Quantifying public transit ridership involves complex processes as it is affected by various factors: socio-economic (Wang, 2011, Greer and van Campen, 2011), geographic and spatial (land-use related) (Litman, 2007, Putman, 2013, Beimborn et al., 1999, Choi et al., 2012, Engelen, 1988), financial (public) (Neil et al., 2006, Bettencourt, 2013, Lee et al., 2015), and other more qualitative factors such as comfort and convenience (Chen et al., 2011, Litman, 2008). Most of these factors, however, can be quite laborious to measure, more so to control vis-à-vis urban planning. Hence, in this work, we particularly zoom into the more tangible land-use features to quantify ridership. Although these physical features are less challenging to appraise, the relationship of land-use and transport is not any less complex. On one hand, land-use design and characteristics have been used to build various travel demand models (TDM) (e.g., the Four Step TDM (Manheim, 1979, Florian et al., 1988)) as land-use features impose specific spatial constraints for most, if not all, activities. On the other, the demand for transport within an area influences the price of land and the distribution of amenities within a locality, which then affects the future evolution of land-use design (Beimborn et al., 1999, Still et al., 1999, Decraene et al., 2013).

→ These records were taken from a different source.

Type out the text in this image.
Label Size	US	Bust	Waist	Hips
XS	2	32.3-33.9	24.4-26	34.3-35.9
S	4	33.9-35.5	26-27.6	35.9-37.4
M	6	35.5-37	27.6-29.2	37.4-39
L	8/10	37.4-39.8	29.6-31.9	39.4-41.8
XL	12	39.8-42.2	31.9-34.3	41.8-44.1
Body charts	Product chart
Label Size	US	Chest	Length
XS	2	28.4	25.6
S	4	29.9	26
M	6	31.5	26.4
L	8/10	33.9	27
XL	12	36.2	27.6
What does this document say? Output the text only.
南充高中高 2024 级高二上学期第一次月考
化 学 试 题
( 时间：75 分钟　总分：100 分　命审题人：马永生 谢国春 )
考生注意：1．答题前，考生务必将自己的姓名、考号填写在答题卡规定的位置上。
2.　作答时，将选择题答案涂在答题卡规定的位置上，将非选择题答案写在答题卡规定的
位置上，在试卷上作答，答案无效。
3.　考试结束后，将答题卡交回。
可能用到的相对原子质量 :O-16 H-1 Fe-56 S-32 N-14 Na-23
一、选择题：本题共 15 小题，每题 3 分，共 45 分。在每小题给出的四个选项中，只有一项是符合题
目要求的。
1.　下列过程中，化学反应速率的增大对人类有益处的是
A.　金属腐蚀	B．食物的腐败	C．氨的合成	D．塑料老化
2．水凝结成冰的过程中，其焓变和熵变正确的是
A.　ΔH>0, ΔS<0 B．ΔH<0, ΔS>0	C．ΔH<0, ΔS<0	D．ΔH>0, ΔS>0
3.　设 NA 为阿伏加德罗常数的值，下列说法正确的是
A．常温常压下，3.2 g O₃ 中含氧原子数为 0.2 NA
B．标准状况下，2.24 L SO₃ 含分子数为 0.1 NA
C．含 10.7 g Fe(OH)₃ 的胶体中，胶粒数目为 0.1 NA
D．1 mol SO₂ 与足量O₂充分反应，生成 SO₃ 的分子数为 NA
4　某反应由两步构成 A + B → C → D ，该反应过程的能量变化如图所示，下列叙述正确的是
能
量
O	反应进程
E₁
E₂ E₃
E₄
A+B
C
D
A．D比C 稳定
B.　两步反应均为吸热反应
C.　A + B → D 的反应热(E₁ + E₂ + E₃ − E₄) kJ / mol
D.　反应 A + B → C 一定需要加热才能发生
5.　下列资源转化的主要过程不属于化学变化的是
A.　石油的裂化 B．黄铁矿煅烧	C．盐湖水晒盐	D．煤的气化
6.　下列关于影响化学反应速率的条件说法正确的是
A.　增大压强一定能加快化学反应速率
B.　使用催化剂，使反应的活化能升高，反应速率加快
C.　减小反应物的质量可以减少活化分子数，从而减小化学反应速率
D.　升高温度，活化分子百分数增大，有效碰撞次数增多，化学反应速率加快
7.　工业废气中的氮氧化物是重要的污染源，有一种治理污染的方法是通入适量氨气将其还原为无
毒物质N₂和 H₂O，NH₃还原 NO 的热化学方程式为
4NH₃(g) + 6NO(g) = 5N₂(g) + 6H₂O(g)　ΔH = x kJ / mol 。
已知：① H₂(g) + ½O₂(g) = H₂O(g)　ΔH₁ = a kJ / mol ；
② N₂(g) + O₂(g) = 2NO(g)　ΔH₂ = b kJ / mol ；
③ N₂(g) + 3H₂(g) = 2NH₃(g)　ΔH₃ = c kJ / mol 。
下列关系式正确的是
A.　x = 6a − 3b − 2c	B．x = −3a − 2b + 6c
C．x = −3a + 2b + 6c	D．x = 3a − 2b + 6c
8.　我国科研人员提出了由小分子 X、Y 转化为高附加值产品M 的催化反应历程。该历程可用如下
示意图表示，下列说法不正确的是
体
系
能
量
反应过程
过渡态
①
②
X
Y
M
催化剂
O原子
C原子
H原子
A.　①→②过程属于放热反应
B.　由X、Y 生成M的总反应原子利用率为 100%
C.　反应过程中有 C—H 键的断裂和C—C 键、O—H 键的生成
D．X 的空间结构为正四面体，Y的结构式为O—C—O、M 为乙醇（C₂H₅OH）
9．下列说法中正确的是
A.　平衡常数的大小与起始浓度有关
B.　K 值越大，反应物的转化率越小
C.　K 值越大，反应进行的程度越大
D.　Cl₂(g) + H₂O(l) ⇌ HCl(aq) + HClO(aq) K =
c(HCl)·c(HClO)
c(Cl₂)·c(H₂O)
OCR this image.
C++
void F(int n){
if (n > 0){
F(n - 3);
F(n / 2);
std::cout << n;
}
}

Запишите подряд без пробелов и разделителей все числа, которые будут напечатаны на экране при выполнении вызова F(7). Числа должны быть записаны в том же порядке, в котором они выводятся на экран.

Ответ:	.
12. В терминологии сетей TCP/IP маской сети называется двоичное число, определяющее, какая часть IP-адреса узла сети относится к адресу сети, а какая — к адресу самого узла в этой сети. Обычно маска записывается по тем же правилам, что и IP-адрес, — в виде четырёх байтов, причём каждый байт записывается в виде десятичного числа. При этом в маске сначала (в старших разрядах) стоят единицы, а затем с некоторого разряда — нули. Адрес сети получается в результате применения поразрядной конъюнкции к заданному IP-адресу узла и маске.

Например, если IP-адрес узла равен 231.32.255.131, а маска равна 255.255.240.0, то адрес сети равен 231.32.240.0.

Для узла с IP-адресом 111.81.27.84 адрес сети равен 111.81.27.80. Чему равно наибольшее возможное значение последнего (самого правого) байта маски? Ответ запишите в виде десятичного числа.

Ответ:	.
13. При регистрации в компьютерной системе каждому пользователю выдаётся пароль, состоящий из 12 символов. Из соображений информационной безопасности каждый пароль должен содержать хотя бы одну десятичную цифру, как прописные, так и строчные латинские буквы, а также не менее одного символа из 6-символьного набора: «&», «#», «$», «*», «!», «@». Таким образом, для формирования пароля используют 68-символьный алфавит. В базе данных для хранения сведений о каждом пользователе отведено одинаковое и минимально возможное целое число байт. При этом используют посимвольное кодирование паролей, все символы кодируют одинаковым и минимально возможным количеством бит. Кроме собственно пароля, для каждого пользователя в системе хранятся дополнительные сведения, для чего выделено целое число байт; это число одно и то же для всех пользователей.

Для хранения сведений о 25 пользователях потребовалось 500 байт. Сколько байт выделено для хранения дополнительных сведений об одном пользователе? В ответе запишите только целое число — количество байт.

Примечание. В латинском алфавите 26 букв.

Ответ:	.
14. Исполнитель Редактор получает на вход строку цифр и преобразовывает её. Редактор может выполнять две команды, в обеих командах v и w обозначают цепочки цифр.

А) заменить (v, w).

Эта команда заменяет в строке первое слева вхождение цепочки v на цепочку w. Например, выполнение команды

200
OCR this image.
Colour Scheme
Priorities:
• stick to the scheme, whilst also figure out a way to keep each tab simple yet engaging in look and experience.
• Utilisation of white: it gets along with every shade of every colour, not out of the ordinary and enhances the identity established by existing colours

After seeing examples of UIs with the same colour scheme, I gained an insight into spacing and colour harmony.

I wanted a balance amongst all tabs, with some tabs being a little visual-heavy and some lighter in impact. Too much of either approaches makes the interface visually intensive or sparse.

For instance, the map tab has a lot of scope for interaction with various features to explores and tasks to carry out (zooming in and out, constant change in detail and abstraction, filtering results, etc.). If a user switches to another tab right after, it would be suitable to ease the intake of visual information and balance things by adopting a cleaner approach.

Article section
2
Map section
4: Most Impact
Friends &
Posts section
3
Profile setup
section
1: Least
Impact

Traditionally, at the planning level, studies have been more macroscopic in nature—without detailed spatiotemporal analysis of the ridership at individual localities (Choi et al., 2012, Chakraborty and Mishra, 2013). Here, we offer a fresh approach by zooming in on certain planner controllable land-use features at higher resolutions and by analyzing their respective spatiotemporal impacts on ridership from both the aggregated and more localized levels. We believe that from an urban planning perspective, it is more suitable to focus on controllable features such as total population, transportation infrastructure, and land-use than factors at lower operational levels (e.g., people's perception on the use of alternative transport mode (Taylor and Fink, 2002)). Our approach makes use of travel data collected from an automated fare collection system, which is used together with certain geo-datasets such as amenity types and distributions obtained from OpenStreetMap (OSM, 2015)—an open source map database. Using open source data, the methods developed and proposed can be easily extended and applied to other countries and/or cities.

We then introduce three multivariate analytical models to quantify the relationship between a set of land-use features and public transit ridership. In multivariate analysis, collinearity is a big challenge (Gomez-Ibanez, 1996, Crane, 2000) as variables can be inter-correlated (e.g., residential and industrial estate can be separated naturally as the urban system evolves (Decraene et al., 2013)); thus, we implement different multivariate analytical models in the estimation of ridership. Our goal is to not only find the most suitable model that would result to the highest accuracy rates, but to also identify the relative importance of the different variables and their critical values in the forecasting process. The machine learning methods, therefore, are evaluated based on four criteria: (1) predictive accuracy; (2) generality in handling different constraints and assumptions of unknown variable values; (3) computational cost/complexity; and (4) “interpretability”. To demonstrate the use of our best model, we apply it to tangible urban development scenarios, including the development of Regional Centers (RCs), to quantify the effects of the plans to the ridership.

The rest of the paper is organized as follows. In the next section, we discuss the different multivariate analytical models used to quantify the interrelation between various land-use features and public transit ridership. Section 3 then evaluates the predictive accuracy, generality, and ease of interpretation of these methods. Scenario studies on hypothetical plans that include amenity resource increments around RCs are implemented and discussed in Section 4. Finally, in Section 5, we conclude the paper and provide helpful insights into our work's usability to urban planners and other stakeholders.